Yaroslavl Prison No. 1 is a desolate brick building with barbed wire on the banks of the Russian Volga.

We meet with a former inmate, Yevgeny Makarov.

He had just been in the house for six years and eight months – here and in another of Yaroslavl's Insalubrious Prisons.

Prison guards do not want us filming. Mr. Makarov did not miss a beat, pushes his cell phone camera in the faces and asks them to know their problem. He does not let up. Finally they go away.

Yevgeni spoke about his ordeal
Image:
Yevgeny Makarov says he hopes that those who attacked him will be punished

A man who was handcuffed 18 months ago at a table and alternately beaten from the waist down with a room full of guards.

"They hit me on my feet, in my face, strangled me with a towel, they poured water into my mouth, so I stifled, I died four times, and they brought me back to life four times," he says.

They did not knock the ghost out of him.

We know all this because there is a video. Torture in Russian prisons is nothing new. Seeing the brutal evidence is.

It's a tough clock. Mr Makarov's report is unpleasant enough, but he does not describe how he screamed.

His case sparked a public outcry, but only because the video had leaked out – the public that led the Russian Prison Service to carry out nationwide inspections and prosecute the guards involved.

Thirteen of the guards are now behind bars, waiting for the trial. Another is under house arrest. Mr. Makarov points to her windows. "I hope, I hope deeply, that these sadists will be punished," he says.

The guards tried to choke Yevgeny with a towel
Image:
The guards tried to choke Yevgeny with a towel

The lawyer of Mr. Makarov, Irina Biryukova, of the public rights group Public Verdict, was employed long before the video appeared.

She had complained to the prison authorities about Mr. Makarov and others being beaten. She had brought her case to the European Court of Human Rights, which had called on the authorities to investigate the case.

The video was leaked a year later. Only then was there an answer.

It has highlighted the culture of torture and abuse in Russian prisons. Ms. Biryukova says the video's advertisements have encouraged others to speak out.

He said, "We receive a lot of reports of people convicted from other prisons across Russia.

"We started working with them, which shows us that people are not afraid anymore and start talking about the problem of torture."

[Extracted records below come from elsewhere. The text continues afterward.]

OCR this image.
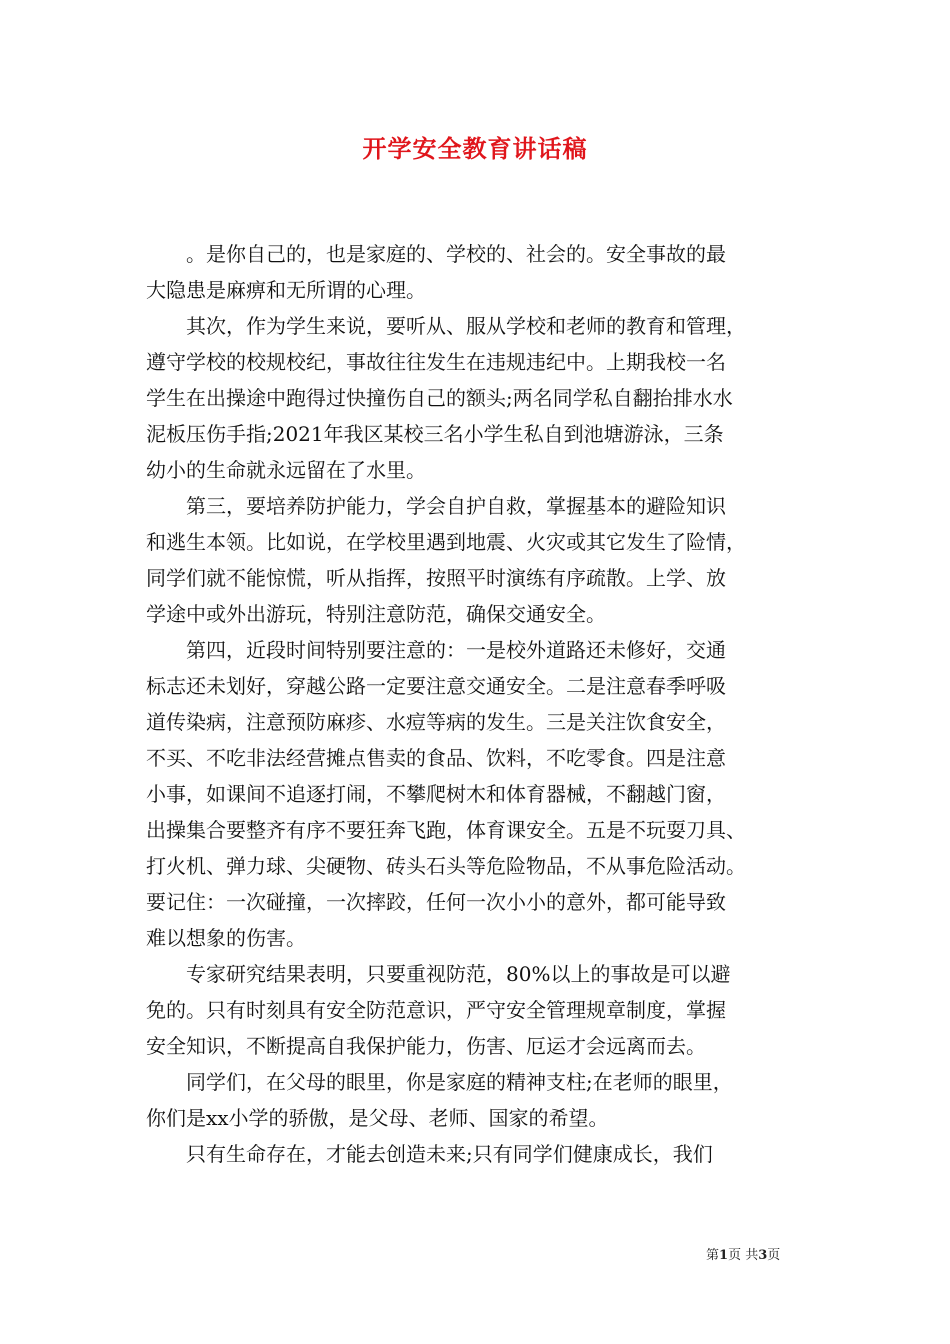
开学安全教育讲话稿
。是你自己的，也是家庭的、学校的、社会的。安全事故的最
大隐患是麻痹和无所谓的心理。
其次，作为学生来说，要听从、服从学校和老师的教育和管理，
遵守学校的校规校纪，事故往往发生在违规违纪中。上期我校一名
学生在出操途中跑得过快撞伤自己的额头;两名同学私自翻抬排水水
泥板压伤手指;2021年我区某校三名小学生私自到池塘游泳，三条
幼小的生命就永远留在了水里。
第三，要培养防护能力，学会自护自救，掌握基本的避险知识
和逃生本领。比如说，在学校里遇到地震、火灾或其它发生了险情，
同学们就不能惊慌，听从指挥，按照平时演练有序疏散。上学、放
学途中或外出游玩，特别注意防范，确保交通安全。
第四，近段时间特别要注意的：一是校外道路还未修好，交通
标志还未划好，穿越公路一定要注意交通安全。二是注意春季呼吸
道传染病，注意预防麻疹、水痘等病的发生。三是关注饮食安全，
不买、不吃非法经营摊点售卖的食品、饮料，不吃零食。四是注意
小事，如课间不追逐打闹，不攀爬树木和体育器械，不翻越门窗，
出操集合要整齐有序不要狂奔飞跑，体育课安全。五是不玩耍刀具、
打火机、弹力球、尖硬物、砖头石头等危险物品，不从事危险活动。
要记住：一次碰撞，一次摔跤，任何一次小小的意外，都可能导致
难以想象的伤害。
专家研究结果表明，只要重视防范，80%以上的事故是可以避
免的。只有时刻具有安全防范意识，严守安全管理规章制度，掌握
安全知识，不断提高自我保护能力，伤害、厄运才会远离而去。
同学们，在父母的眼里，你是家庭的精神支柱;在老师的眼里，
你们是xx小学的骄傲，是父母、老师、国家的希望。
只有生命存在，才能去创造未来;只有同学们健康成长，我们
第1页 共3页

The guards wanted to stop filming
Image:
The guards wanted to stop filming

This Monday is the day of human rights. It has been 70 years since the UN General Assembly adopted the Universal Declaration of Human Rights.

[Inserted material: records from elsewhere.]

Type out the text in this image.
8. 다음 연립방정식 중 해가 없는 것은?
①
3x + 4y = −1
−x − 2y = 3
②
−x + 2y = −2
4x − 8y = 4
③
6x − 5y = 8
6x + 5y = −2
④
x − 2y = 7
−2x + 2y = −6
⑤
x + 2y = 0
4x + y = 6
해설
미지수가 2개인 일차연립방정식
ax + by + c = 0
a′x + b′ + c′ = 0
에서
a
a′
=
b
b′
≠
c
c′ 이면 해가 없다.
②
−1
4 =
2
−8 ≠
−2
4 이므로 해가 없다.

It comes at a time when Russia is threatening to leave the Council of Europe and, if so, the competence of the European Court of Human Rights (ECHR).

For a long time, the ECHR was a final remedy for the citizens of Russia, which has repeatedly called the state to account for human rights violations.

Most recently, the court ordered Moscow to pay opposition politician Alexey Navalny a fine of £ 25,000 for his repeated detentions.

At a conference in Moscow on the occasion of the anniversary, Russian Commissioner for Human Rights, Tatyana Moskolkova, visited her Eurasian colleagues.

It's a sign of where Russia's focus lies. Sharing Best Practices for Human Rights was the name of the event. From Iran to Kazakhstan, participants were not known for their outstanding human rights records.

Ms Moskolkova informed us that she would regret the deviation from the ECHR. "The Council of Europe without Russia is not a complete organization," she says.

"The same I believe for Russia, without international human rights organizations that would be a step backwards."

Surprising in Mr. Makarov's case, however, is the fact that the pressure came from within.

A video leaked by an insider and brought to the attention of an independent media company had the power to initiate a postponement.

The trial has not started yet, but Ms. Biryukova believes the chances of justice are high for the public.

Tatjana Moskolkova says that turning away from the ECHR would be regrettable
Image:
Tatjana Moskolkova says a Russian withdrawal from the ECHR would be regrettable

The Russian federal penitentiary has now documented 168 more violations in prisons and detention centers across the country, saying that those involved face disciplinary action.

Whether they are followed up in each case is another story, but it is a start.

There is little to celebrate in the fight against abuse in Russian prisons; This is a small but significant victory.